Beranda BUDAYA

Membangun Kembali Semangat Persatuan di Museum Pustaka Peranakan Tionghoa

358
Foto: Hana. Pemilik Museum Pustaka Peranakan Tionghoa, Azmi Abubakar (baju putih), menyambut pengunjung di depan pintu masuk museum.

Serpong, SUARA TANGSEL – Sejarah kelam yang terukir pada masa Orde Baru menimbulkan luka, ketegangan dan trauma etnik di masyarakat Indonesia, khususnya antara masyarakat lokal dengan warga Tionghoa. Ketegangan itu semakin mencuat belakangan ini, terutama pasca Pilkada DKI 2016/2017 lalu. Pandangan buruk serta paranoid terhadap etnis Tionghoa semakin parah, begitu juga sebaliknya.

Atas dasar itu, seorang lokal berdarah Aceh dan lulusan teknik sipil, Azmi Abubakar, tertarik dan berinisiatif untuk menelusuri jejak sejarah peranakan Tionghoa di Nusantara hingga akhirnya mendirikan Museum Pustaka Peranakan Tionghoa pada 2011 yang terletak di salah satu ruko di belakang ITC BSD, Serpong.

Sejak 1998, ia mulai berburu dan mengumpulkan segala hal bukti sejarah tentang Tionghoa di Indonesia dengan dana pribadi, baik itu dalam bentuk catatan harian, koran, karya ilmiah, majalah bahkan hingga komik, foto, patung dan berbagai jejak peninggalan lainnya.

“Peristiwa ’98 merupakan puncak alasan yang mendorong Saya untuk jadi detektif pemburu sejarah tentang etnis Tionghoa di Nusantara. Saya ingin tahu kok upaya numbangin rezim saat itu malah seolah digerakkan untuk berhadapan dengan etnis Tionghoa”, papar Azmi saat di temui di lokasi museumnya pada Sabtu kemarin (21/7). Hingga kini koleksinya sudah mencapai lebih dari 35.000 lebih yang berkaitan dengan sejarah peranakan Tionghoa.
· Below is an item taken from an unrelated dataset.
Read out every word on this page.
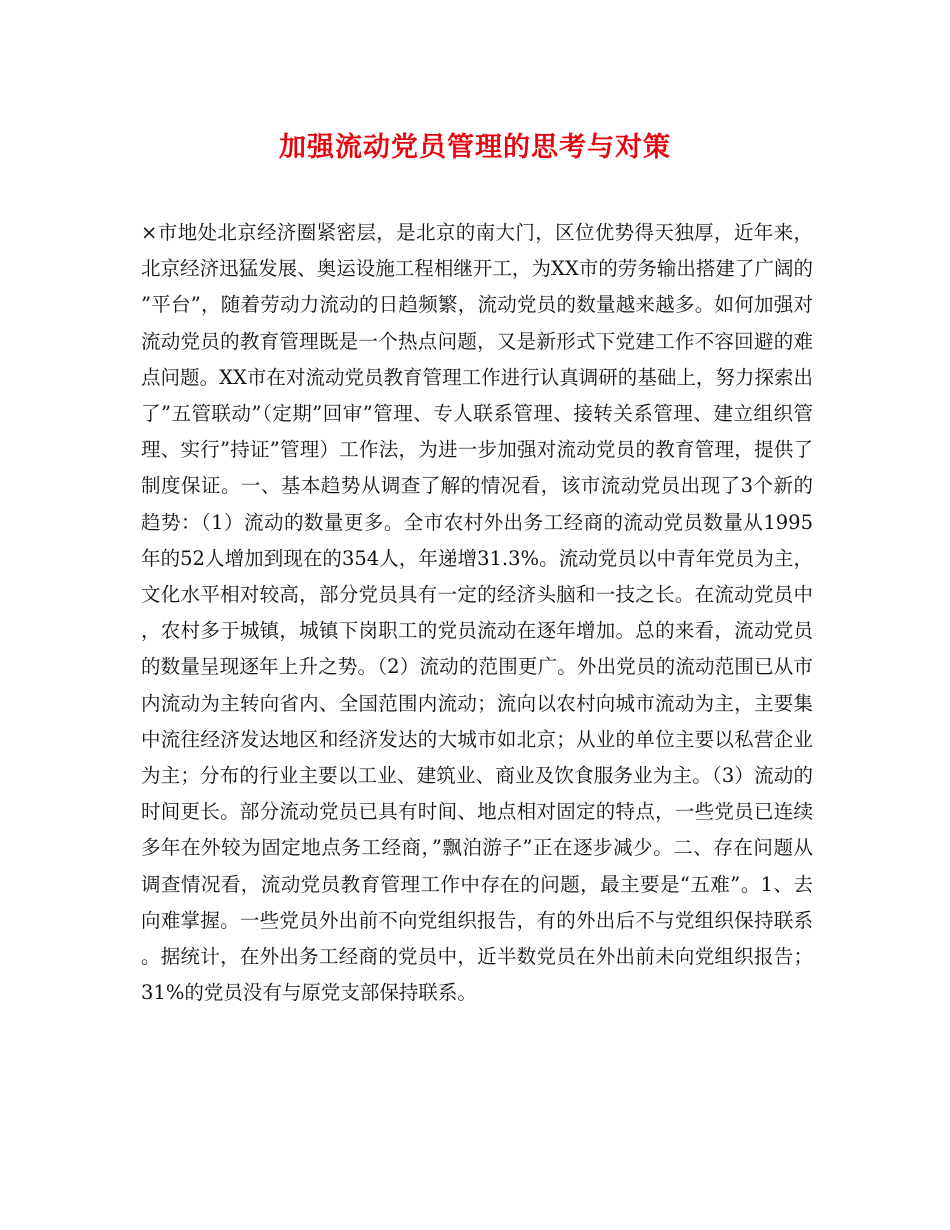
加强流动党员管理的思考与对策

×市地处北京经济圈紧密层，是北京的南大门，区位优势得天独厚，近年来，北京经济迅猛发展、奥运设施工程相继开工，为XX市的劳务输出搭建了广阔的”平台”，随着劳动力流动的日趋频繁，流动党员的数量越来越多。如何加强对流动党员的教育管理既是一个热点问题，又是新形式下党建工作不容回避的难点问题。XX市在对流动党员教育管理工作进行认真调研的基础上，努力探索出了”五管联动”（定期”回审”管理、专人联系管理、接转关系管理、建立组织管理、实行”持证”管理）工作法，为进一步加强对流动党员的教育管理，提供了制度保证。一、基本趋势从调查了解的情况看，该市流动党员出现了3个新的趋势：（1）流动的数量更多。全市农村外出务工经商的流动党员数量从1995年的52人增加到现在的354人，年递增31.3%。流动党员以中青年党员为主，文化水平相对较高，部分党员具有一定的经济头脑和一技之长。在流动党员中，农村多于城镇，城镇下岗职工的党员流动在逐年增加。总的来看，流动党员的数量呈现逐年上升之势。（2）流动的范围更广。外出党员的流动范围已从市内流动为主转向省内、全国范围内流动；流向以农村向城市流动为主，主要集中流往经济发达地区和经济发达的大城市如北京；从业的单位主要以私营企业为主；分布的行业主要以工业、建筑业、商业及饮食服务业为主。（3）流动的时间更长。部分流动党员已具有时间、地点相对固定的特点，一些党员已连续多年在外较为固定地点务工经商，”飘泊游子”正在逐步减少。二、存在问题从调查情况看，流动党员教育管理工作中存在的问题，最主要是“五难”。1、去向难掌握。一些党员外出前不向党组织报告，有的外出后不与党组织保持联系。据统计，在外出务工经商的党员中，近半数党员在外出前未向党组织报告；31%的党员没有与原党支部保持联系。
Foto Istimewa: Bagian sisi yang dipenuhi koleksi sumber.

Hasil pencarian itu menunjukkan kepadanya bahwa etnis Tionghoa memiliki kontribusi yang sangat besar terhadap bangsa kita. “Dari penelusuran ini saya mendapatkan perspektif bahwa etnis Tionghoa itu tak seburuk yang kita bayangkan selama ini. Mereka punya kontribusi yang sangat penting dalam perjalanan pemapanan bangsa kita. Kita harus akui itu”, tuturnya.

Ia berharap dengan perspektif serta pemahaman sejarah tersebut bisa jadi pengikis kebencian sekaligus jadi jembatan yang menghubungkan kembali masyarakat kita untuk belajar berani damai dengan orang yang berbeda dengan kita, terlebih etnis Tionghoa yang sudah jadi bagian dari warga negara kita. Jangan sampai kita jadi korban kebencian ikut-ikutan tanpa tahu akar yang jelas, yang hanya sekedar ‘kata orang’.

Lebih lanjut ia menekankan bahwa semangat cultural bridging harus terus dipupuk, terutama di kalangan pemuda sekarang. “Penting bagi kita untuk mempelajari sejarah dan budaya yang berbeda dengan punya kita sehingga tercipta budaya saling memahami dan persaudaraan. Ini kan sangat penting untuk menjaga persatuan bangsa kita”, jelas Azmi. (Haha)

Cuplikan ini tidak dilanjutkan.